Klaus Groh
Courtesy Oldenburger Portal.
Non è sempre detto che ci siano grandi messaggi da trasmettere, in genere nella poesia sonora e nei poemi fino ad ora qui archiviati, è così, risulta molto evidente il tentativo di tendere alla Letteratura come direbbe Paul Zumthor. Però è anche vero il contrario e per questo occorre scomodare il divertissement, lo svago che libera la mente di chi crea e di ascolta. È il caso di Klaus Groh abile nel rielaborare questo lavoro presentato nel 1979 al Festival di San Francisco. Fin dal titolo appare chiaro il riferimento al Dada, qui inteso proprio come gioco nel senso più azzeccato del termine, paidia secondo gli studi di Roger Caillois che con questo concetto parla di gioco libero, improvvisato, frutto di mero istinto. Una vera danza del da, scacciapensieri, a fondo perduto, uno scarico mentale, tenuto vivo da una costanza tonale al limite del sussurro.
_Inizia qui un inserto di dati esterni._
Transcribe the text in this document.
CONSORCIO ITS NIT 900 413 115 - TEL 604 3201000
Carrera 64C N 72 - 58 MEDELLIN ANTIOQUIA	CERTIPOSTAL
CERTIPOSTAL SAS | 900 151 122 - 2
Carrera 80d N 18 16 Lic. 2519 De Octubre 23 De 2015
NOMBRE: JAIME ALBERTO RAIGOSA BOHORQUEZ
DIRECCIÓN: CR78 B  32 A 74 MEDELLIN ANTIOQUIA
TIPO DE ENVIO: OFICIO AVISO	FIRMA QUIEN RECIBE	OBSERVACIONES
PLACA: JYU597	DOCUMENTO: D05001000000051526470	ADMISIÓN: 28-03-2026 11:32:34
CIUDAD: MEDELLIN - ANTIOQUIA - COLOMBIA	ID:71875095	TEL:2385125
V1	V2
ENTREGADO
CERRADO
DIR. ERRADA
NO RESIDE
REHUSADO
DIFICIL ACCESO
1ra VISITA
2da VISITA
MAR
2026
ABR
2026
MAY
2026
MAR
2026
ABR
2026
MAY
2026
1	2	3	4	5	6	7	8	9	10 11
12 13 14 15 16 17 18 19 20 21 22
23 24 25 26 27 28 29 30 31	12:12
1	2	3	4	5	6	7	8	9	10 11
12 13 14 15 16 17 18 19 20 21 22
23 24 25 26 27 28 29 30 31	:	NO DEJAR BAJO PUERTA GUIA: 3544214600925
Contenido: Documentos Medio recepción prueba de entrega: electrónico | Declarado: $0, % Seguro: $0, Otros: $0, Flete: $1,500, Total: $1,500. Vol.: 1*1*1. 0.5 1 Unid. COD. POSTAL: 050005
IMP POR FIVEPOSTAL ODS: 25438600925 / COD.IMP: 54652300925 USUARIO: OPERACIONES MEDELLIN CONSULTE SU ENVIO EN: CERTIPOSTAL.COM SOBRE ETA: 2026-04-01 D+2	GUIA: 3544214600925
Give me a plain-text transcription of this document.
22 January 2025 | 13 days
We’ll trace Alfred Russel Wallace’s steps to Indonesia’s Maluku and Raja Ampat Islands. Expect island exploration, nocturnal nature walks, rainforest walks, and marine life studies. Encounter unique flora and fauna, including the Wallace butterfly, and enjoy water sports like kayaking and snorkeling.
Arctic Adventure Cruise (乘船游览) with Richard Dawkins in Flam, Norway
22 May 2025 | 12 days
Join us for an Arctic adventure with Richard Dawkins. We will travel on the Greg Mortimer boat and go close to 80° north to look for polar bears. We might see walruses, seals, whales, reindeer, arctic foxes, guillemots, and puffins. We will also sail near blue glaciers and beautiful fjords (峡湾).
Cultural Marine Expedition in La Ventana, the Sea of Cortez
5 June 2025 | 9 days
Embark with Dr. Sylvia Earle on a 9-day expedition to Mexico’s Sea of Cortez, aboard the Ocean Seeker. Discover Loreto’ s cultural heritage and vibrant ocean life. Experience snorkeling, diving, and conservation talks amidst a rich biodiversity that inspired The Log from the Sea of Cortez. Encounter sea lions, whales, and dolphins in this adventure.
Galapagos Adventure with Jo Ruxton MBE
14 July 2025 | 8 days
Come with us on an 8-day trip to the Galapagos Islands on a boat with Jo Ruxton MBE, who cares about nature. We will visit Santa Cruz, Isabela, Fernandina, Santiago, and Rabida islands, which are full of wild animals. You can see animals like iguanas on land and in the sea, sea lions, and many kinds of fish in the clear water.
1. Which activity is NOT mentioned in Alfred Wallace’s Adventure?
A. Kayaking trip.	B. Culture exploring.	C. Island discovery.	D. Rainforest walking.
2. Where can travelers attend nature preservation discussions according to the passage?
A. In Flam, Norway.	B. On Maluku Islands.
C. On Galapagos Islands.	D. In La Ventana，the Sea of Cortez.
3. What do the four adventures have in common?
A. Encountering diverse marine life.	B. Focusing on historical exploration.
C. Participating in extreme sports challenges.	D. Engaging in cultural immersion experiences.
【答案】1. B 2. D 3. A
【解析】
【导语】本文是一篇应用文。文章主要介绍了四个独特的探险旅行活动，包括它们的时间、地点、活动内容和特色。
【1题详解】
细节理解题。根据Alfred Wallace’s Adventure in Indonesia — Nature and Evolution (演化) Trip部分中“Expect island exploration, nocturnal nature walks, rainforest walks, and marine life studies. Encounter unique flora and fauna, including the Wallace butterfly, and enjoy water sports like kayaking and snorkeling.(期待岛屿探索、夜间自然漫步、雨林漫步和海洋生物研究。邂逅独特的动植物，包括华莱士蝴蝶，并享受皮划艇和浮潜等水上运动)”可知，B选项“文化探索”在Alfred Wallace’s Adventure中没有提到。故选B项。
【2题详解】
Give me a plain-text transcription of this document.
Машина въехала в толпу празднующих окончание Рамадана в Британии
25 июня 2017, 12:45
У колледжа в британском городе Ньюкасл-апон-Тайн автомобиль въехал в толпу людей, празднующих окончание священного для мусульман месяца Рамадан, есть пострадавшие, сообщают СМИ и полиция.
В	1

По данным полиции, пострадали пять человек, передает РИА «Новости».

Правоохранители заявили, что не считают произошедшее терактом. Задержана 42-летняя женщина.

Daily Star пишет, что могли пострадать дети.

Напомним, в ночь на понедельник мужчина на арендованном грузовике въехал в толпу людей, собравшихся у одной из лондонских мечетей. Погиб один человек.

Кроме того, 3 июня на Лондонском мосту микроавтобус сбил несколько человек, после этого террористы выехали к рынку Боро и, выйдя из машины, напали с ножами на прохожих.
A differenza del lettrista Lemaître, inserisce in sottofondo ciò che sembra essere un blues o a tratti un bebop con i quali si rapporta senza modificare l’andamento della danza Dada, un dialogo avulso, più che riferirsi a quelle ritmicità consolidate dal consumo di massa, pare inseguire un proprio pensiero tonale, un assolo di una Dadadance. Un uso citazionista della musica, uno dei tanti possibili, purché essa sia mantenuta sempre a debita distanza dalla voce come succede esemplarmente anche qui. Alla fine, ascoltiamo uno scherzo, si direbbe in ambito operistico, ma anche lo scherzo nasconde profonde virtù come spesso grandi verità si annidano nella banalità.